Come scegliere il supporto TomTom giusto in base ad auto e stile di guida

La scelta del supporto per navigatore TomTom dipende da tre fattori: tipo di abitacolo, dimensione del dispositivo e abitudini di chi guida. In un’auto con parabrezza molto inclinato e cruscotto profondo conviene un supporto a ventosa con braccio più lungo, da regolare in modo che lo schermo resti leggermente più in basso rispetto alla linea di vista. Su utilitarie con cruscotto corto, invece, spesso funziona meglio una base adesiva o un supporto “a disco” poggiato vicino al volante, così da ridurre lo spostamento degli occhi tra strada e mappa.

Chi fa tanta autostrada preferisce spesso uno schermo più grande e in posizione leggermente più alta, per leggere da lontano senza avvicinarsi; chi guida soprattutto in città apprezza supporti più compatti che non ingombrano quando si parcheggia o si lascia l’auto al sole. Per sfruttare al massimo mappe aggiornate conviene associare un buon supporto alle corrette procedure per aggiornare il navigatore TomTom in auto, così da non ritrovarsi fermi davanti a un senso unico appena cambiato ma ancora inesistente nella memoria del dispositivo.

Montaggio corretto del supporto TomTom per evitare vibrazioni e cadute

Un supporto per TomTom, anche se teoricamente adatto, diventa inutile se montato male: vibrazioni, cadute improvvise e continue regolazioni portano il conducente a staccare gli occhi dalla strada e le mani dal volante, esattamente ciò che il Codice della Strada vuole evitare. Il Ministero delle Infrastrutture e dei Trasporti ricorda nelle indicazioni sulla guida sicura che i comandi di bordo vanno usati riducendo al minimo la distrazione (regole alla guida ACI), e questo vale anche per un supporto TomTom instabile.

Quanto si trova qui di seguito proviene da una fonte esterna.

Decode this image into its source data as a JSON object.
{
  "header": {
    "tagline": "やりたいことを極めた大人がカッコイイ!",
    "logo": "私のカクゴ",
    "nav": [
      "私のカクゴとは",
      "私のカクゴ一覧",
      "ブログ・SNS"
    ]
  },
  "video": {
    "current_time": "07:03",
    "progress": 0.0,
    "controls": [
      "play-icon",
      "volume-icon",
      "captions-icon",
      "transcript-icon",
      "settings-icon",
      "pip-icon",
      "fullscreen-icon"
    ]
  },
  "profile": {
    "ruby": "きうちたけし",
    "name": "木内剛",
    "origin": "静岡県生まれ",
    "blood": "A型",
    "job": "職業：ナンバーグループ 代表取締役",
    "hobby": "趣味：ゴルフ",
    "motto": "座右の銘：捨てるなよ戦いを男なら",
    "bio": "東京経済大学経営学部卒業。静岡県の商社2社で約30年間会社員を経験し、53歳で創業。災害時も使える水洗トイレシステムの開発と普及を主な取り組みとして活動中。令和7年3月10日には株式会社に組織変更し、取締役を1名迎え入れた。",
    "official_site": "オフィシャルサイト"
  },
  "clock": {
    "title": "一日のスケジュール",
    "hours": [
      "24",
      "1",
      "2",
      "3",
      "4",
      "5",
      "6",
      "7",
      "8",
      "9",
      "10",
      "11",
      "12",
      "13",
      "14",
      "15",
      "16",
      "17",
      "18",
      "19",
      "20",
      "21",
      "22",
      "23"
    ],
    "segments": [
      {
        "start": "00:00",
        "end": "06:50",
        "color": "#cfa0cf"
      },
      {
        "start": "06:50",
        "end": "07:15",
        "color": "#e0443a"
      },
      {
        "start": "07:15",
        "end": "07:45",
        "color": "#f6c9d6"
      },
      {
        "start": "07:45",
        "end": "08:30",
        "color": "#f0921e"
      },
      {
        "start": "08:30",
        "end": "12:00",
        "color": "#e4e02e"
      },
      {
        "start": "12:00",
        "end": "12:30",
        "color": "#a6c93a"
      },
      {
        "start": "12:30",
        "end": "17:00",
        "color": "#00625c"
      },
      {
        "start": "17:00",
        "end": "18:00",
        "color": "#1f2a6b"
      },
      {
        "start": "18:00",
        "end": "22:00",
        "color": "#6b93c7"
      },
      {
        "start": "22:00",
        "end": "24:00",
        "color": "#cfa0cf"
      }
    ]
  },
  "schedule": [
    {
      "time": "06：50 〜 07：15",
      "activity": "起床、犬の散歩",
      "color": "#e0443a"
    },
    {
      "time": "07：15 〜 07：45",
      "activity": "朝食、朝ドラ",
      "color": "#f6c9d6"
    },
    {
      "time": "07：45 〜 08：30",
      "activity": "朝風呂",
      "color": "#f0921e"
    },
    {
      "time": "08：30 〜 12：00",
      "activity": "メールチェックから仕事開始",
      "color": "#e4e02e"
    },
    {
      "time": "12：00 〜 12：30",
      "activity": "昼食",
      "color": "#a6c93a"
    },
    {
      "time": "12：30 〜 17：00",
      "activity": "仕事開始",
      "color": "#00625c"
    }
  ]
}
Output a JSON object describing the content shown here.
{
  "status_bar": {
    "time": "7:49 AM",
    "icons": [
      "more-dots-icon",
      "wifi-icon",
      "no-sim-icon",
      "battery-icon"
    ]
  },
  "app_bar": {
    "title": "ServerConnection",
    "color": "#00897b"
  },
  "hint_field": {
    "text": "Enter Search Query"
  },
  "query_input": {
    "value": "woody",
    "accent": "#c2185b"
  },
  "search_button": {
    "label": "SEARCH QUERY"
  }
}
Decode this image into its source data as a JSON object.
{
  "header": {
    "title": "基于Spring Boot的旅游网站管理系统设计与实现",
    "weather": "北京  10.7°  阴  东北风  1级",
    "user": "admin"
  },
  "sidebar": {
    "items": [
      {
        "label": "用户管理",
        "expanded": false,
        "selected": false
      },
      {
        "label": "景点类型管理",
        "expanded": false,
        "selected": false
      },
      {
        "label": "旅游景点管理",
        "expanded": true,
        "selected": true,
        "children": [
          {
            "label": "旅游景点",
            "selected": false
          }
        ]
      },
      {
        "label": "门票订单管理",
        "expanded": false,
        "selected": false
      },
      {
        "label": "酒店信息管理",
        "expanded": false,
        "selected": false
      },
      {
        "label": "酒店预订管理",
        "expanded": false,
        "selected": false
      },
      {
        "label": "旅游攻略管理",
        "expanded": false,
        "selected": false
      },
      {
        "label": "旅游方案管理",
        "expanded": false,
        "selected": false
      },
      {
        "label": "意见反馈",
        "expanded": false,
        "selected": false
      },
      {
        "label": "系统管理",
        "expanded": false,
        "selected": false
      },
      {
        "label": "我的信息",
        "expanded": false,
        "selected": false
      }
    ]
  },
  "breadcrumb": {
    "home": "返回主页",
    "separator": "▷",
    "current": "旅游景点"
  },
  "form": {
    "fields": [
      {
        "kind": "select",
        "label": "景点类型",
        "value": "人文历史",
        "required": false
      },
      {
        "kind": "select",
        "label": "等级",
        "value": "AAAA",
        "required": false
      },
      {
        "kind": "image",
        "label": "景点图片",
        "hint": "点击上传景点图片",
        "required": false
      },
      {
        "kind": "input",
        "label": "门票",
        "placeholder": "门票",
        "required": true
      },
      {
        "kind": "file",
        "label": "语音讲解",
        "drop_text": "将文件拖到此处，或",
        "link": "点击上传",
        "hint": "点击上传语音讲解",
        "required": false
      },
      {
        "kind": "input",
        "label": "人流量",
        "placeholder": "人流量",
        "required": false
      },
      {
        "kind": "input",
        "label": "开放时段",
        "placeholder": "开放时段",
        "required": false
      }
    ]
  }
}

Per evitare problemi, il montaggio andrebbe fatto seguendo alcuni passaggi precisi: pulire bene il vetro o il cruscotto con un detergente sgrassante, asciugare, applicare la ventosa o l’adesivo premendo con decisione, poi regolare l’angolo solo quando il supporto è ben fissato. Se in marcia compaiono vibrazioni o micro-spostamenti, il conducente non deve correggere a mano mentre guida: meglio fermarsi in sicurezza e sistemare da capo, perché altrimenti il rischio è di finire nelle condotte vietate dall’articolo 173, con possibilità di sospensione patente da 15 giorni fino a 2 mesi nei casi più gravi, come previsto da ACI (articolo 173 con sanzioni accessorie).

Alternative al TomTom dedicato: smartphone, autoradio con navigatore, sistemi integrati

Al posto del navigatore TomTom dedicato si possono usare lo smartphone, un’autoradio con navigatore o i sistemi integrati di serie, ma ognuna di queste alternative richiede il supporto giusto. Lo smartphone, se usato come navigatore, deve essere fissato in un supporto stabile che non obblighi chi guida a tenerlo in mano, altrimenti scatta il pieno campo di applicazione dell’articolo 173 con le sanzioni pecuniarie e i 5 punti patente in meno. Per limitare la distrazione, è utile conoscere anche come usare davvero il navigatore per evitare traffico, scegliendo percorsi e avvisi in modo intelligente.

Chi dispone di un’autoradio con navigatore o di un sistema integrato di serie riduce il problema dei supporti fisici, ma deve comunque gestire bene la posizione dello schermo e gli aggiornamenti delle mappe. Per gli impianti aftermarket è possibile valutare autoradio con navigatore e alternative, spesso già pensate per ridurre la distrazione con comandi al volante e interfacce semplificate. In ogni caso, che il navigatore sia un TomTom dedicato o un sistema integrato, il criterio resta lo stesso: schermo ben visibile senza coprire la strada, comandi usabili con il minimo distacco dall’attenzione alla guida e nessuna manovra “di fortuna” mentre il veicolo è in marcia.